In this sense, I see adoption among some people as akin to nootropics or attention management drugs like modafinil. A way to have more control over your own mind. Interesting times, I guess, but caveat emptor.
Why is it only appropriate for people with heart disease / mobility issues but not for someone who is merely overweight? This feels like finger-wagging for the sake of finger-wagging.
It isn't. 20% body fat is 6% below average. That isn't "merely overweight", it's likely underweight. No, I don't think underweight people should take appetite suppressants and I don't think that qualifies as a hot take. I think anyone who is medically overweight (which is a very modest BMI qualifier for anyone with any amount of muscle) should have the choice. Many US medical systems and insurers agree, which is a good place to be.
The only way this can possibly be correct is if you think that the "correct" weight is whatever the population average happens to be which is just...wild to me.
If we assume commenter is male (a statistical likelihood), then 20% is the high end of normal, and could very safely be halved. In the less likely case that they are female, then it is right in the middle of the normal range, and could safely be reduced by 5-10% at least.
> The only way this can possibly be correct is if you think that the "correct" weight is whatever the population average happens to be which is just...wild to me.
The medical definition of overweight is basically if you're some number of standard deviations above the average from whenever they ran the stats, so population average = correct weight seems like as reasonable a standard.
I tried to find corroborating sources and couldn't, so take this for what it's worth, but Claude seems to think the cutoffs are based on epedmiological evidence for health impacts at various BMIs, which, even if that _wasn't_ how it was arrived at, seems like a better option.
What are you smoking? 20% is a perfectly healthy bodyfat number and (for a man) anything down to 15% or so is fine. Sub 10% is when you pretty much need a crazy bodybuilder lifestyle to maintain it. And on the other side, 25% is around the lien where you start facing some minor health risks from excess body fat.
I assume GP isn't a woman, why do you think 20% is normal for men. The point is that there are no side effects and there is no reason to stop taking it, especially if it saves him money.

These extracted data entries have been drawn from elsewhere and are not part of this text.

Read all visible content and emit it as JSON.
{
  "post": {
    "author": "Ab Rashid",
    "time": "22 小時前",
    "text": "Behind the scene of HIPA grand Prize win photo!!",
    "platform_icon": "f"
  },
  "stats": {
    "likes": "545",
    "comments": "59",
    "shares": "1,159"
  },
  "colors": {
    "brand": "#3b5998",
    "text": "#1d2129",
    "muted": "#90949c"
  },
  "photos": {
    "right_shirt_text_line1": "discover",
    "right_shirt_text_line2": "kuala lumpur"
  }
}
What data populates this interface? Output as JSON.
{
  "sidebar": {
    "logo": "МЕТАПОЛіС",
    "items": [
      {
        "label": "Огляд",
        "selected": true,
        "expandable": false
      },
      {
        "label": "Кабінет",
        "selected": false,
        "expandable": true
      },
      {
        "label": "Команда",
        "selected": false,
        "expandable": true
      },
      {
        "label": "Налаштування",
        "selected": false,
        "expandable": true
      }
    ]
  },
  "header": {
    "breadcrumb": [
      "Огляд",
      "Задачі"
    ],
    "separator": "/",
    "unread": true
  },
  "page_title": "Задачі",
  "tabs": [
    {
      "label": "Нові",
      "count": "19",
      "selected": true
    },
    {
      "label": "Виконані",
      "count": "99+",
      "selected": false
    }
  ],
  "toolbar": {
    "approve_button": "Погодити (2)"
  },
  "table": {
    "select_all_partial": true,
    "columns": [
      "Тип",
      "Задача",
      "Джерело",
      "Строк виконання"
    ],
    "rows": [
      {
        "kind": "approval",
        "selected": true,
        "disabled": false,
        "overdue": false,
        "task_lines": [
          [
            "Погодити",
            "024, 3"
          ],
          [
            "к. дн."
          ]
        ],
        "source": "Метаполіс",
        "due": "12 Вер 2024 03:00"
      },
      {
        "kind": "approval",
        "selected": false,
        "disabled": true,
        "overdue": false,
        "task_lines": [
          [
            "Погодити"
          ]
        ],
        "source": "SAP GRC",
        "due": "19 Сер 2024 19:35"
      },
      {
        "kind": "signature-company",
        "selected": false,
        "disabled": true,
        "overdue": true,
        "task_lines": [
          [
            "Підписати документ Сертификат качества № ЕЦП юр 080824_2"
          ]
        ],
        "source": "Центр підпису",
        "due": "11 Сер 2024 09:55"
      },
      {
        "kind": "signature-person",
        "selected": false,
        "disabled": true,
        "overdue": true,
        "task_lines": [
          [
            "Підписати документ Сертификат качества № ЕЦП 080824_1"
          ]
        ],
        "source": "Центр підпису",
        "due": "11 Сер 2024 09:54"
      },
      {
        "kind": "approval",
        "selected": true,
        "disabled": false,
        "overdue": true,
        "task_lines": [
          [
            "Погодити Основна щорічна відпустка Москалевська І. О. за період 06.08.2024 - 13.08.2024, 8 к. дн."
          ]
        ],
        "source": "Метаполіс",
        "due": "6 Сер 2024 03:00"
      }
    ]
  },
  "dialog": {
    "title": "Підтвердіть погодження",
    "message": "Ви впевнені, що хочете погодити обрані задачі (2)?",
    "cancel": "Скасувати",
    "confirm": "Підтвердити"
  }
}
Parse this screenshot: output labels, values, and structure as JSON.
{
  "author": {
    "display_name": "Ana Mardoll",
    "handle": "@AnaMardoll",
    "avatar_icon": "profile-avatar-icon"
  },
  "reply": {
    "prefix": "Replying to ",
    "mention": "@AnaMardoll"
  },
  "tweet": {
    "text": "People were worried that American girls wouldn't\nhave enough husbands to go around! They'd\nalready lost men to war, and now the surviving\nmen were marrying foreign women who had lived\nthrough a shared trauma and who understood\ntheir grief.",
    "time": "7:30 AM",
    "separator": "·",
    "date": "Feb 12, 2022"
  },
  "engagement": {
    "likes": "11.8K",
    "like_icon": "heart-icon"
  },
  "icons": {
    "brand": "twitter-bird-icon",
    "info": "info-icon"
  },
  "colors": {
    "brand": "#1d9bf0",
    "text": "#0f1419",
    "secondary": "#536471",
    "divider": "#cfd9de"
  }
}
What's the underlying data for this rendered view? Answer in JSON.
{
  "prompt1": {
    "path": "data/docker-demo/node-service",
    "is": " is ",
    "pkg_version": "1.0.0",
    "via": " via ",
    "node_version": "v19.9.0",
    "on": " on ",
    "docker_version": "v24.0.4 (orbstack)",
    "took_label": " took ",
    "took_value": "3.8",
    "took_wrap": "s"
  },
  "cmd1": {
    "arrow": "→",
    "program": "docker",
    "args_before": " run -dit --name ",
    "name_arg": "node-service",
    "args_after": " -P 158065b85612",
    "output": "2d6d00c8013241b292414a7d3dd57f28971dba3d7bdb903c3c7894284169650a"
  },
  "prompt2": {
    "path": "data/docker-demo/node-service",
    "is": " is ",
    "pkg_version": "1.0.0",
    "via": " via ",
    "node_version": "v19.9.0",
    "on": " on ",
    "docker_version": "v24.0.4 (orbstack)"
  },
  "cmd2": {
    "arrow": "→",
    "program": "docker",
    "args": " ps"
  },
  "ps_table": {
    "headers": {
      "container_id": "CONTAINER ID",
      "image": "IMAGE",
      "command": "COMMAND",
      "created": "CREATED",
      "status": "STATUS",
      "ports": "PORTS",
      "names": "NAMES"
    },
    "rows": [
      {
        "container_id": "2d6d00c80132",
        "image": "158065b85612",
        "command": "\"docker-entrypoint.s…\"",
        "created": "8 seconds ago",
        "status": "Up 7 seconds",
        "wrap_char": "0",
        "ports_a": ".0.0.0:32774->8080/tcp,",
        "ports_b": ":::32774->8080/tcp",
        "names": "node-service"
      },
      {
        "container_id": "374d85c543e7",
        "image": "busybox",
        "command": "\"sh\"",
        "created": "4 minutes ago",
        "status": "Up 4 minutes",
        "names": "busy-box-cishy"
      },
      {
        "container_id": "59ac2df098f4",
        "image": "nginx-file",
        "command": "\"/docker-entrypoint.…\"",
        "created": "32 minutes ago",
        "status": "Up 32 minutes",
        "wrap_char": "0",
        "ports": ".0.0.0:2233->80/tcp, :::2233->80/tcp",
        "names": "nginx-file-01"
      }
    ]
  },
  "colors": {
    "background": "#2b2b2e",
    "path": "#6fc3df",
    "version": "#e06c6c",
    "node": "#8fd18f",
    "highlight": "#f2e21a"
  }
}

Are you just using average as weasel words here? I get my best pump and generally have the best workout sessions at ~10-12%, which is easily maintainable for me, but definitely not for most people, having a drug that makes it effortless for most people is a GOOD thing. People shouldn't have to suffer to get to <15% if they aren't born with good genetics?
And what about strength athletes who want to build up a large runway? Now literally all of them can get down to ~7% no problem, and have no problems on the way up either.
> Yes well your PCP / pharmacist should not have prescribed you an appetite suppressant when you have below average body fat %.
Why do you think this? I agree that people who have associated risk factors should be prioritized, but if there's enough for everyone why wouldn't we give it to anyone who wants it?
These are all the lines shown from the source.